Step 1: Prepare multi-modal data

import numpy as np

rng = np.random.default_rng(1)
n = 400
z = rng.integers(0, 2, size=n)  # latent component
x = rng.normal(loc=np.where(z == 0, -2.0, 2.0), scale=0.7, size=n)

Step 2: Specify a mixture structure

This follows Advanced Topics (Mixture models).

# Pseudo-structure:
# w ~ Simplex(...)                  # mixture weights
# mu_k ~ Normal(0, 5)
# sigma_k ~ PositiveTransform(...)
# x_i ~ sum_k w_k * Normal(mu_k, sigma_k)

Step 3: Fit / infer

Fit weights and component parameters and compute responsibilities if needed.

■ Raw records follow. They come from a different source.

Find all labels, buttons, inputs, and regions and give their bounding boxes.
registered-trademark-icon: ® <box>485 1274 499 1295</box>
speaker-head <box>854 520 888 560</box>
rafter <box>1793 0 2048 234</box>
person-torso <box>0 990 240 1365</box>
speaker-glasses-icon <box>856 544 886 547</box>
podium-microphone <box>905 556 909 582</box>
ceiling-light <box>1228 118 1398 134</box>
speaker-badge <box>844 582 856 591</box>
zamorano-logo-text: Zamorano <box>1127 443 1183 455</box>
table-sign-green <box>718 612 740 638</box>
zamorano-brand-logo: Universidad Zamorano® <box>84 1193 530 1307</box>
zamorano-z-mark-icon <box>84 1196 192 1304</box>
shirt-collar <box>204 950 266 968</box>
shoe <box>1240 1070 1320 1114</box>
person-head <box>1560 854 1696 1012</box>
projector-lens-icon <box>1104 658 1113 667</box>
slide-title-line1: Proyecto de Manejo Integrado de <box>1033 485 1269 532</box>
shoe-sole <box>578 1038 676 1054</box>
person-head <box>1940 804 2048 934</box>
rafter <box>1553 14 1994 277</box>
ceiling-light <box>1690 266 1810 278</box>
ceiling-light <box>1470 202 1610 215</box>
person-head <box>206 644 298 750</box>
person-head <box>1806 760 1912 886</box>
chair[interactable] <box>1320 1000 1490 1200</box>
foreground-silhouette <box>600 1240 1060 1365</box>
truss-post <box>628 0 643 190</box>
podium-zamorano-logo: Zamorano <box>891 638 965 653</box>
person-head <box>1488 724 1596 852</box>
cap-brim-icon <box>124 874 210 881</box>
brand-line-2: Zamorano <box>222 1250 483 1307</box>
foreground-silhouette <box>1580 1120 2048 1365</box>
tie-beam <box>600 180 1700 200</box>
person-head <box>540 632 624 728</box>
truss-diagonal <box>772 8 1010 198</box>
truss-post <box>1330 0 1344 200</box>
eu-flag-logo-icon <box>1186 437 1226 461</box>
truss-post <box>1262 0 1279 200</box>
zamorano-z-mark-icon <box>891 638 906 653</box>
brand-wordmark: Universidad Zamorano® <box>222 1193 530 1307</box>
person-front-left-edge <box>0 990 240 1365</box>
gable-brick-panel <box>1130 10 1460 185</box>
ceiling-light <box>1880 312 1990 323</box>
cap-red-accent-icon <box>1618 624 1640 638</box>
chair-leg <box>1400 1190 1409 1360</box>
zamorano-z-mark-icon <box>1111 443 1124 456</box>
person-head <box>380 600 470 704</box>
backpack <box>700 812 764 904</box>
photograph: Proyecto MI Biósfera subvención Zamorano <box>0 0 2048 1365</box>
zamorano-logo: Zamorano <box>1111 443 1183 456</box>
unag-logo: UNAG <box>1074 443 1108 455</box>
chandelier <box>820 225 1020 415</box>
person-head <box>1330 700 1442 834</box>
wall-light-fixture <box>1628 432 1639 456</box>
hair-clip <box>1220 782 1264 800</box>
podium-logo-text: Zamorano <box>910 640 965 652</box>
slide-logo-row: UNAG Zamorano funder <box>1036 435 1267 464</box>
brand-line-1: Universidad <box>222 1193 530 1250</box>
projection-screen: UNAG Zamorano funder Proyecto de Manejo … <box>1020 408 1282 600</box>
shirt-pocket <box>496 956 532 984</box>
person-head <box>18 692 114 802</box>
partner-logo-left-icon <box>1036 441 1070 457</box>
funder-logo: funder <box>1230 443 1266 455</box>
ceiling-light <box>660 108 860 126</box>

# posterior = probly.sample(...)
# responsibilities = p(z=k | x_i, posterior)
pass

Step 4: Interpret components and uncertainty

Report uncertainty in mixture weights and component parameters, and identify ambiguous points via responsibilities.

This tutorial intentionally omits visualisations; interpret results via posterior summaries, credible intervals, and responsibility statistics (as described in Advanced Topics).

Summary (V)

This example is the worked counterpart of the mixture-model recipe in Advanced Topics.